In November 2019, the FCO stressed that the ban on cartels may also cover market behaviour influenced by collusive algorithms. However, there are no FCO precedents in this area yet.
Enforcement figures show that the FCO actively pursues violations of the ban on cartels. The leniency programme and tip-offs via whistle-blowing tools continue to play an important role in the uncovering of violations of the ban on cartels. Nonetheless, there is a perceived decline in the number of leniency applications due to the increased risk of follow-on private litigation. In 2018, the FCO received 25 leniency applications in 20 proceedings, and approximately 550 anonymous tip-offs and 180 concrete tip-offs were registered in between 2017 and 2018. Additionally, the FCO is continuing to make wide use of the investigation tools provided by the ARC. For instance, in 2018 the FCO carried out unannounced inspections at 51 corporate premises and five residential premises in relation to seven cartel investigations. In the same year, the FCO imposed fines of approximately €376 million (approximately €374 million on undertakings or associations of undertakings) for violations of the ban on cartels. Fines were generally calculated based on 10 per cent of the turnover achieved from sales of the cartelised products or services in Germany during the existence of the cartel. In the vast majority of cases, the FCO also reduced initial fines due to both the active cooperation of the parties concerned and settlement agreements. Fines challenged in the Higher Regional Court of Düsseldorf are often increased as the appeals court bases fines on 10 per cent of the group's worldwide turnover.
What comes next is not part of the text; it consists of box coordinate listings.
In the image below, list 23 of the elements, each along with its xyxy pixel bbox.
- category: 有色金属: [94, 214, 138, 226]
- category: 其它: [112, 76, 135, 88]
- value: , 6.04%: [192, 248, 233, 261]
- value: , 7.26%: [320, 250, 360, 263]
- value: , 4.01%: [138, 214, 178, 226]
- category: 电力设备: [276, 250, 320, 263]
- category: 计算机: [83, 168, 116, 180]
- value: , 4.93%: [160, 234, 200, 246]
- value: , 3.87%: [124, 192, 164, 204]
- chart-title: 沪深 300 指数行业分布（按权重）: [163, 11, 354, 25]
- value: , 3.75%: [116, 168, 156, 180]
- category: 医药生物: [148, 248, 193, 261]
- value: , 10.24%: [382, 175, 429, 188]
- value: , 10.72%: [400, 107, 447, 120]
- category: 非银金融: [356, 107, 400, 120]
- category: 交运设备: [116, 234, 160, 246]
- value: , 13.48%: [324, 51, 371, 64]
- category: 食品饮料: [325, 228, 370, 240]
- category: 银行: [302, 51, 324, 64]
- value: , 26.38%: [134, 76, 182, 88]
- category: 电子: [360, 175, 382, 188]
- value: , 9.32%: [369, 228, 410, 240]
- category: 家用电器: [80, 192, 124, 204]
On the spectrum of private litigation, in Germany the number of follow-on damages claims arising from decisions issued either by the FCO or the Commission are continuing to increase. Although there are no official statistics on follow-on damages claims, it is estimated that 'over the last two years there were 640 new private litigation claims in Germany and most of the them – around 300 – were related to the Trucks cartel'.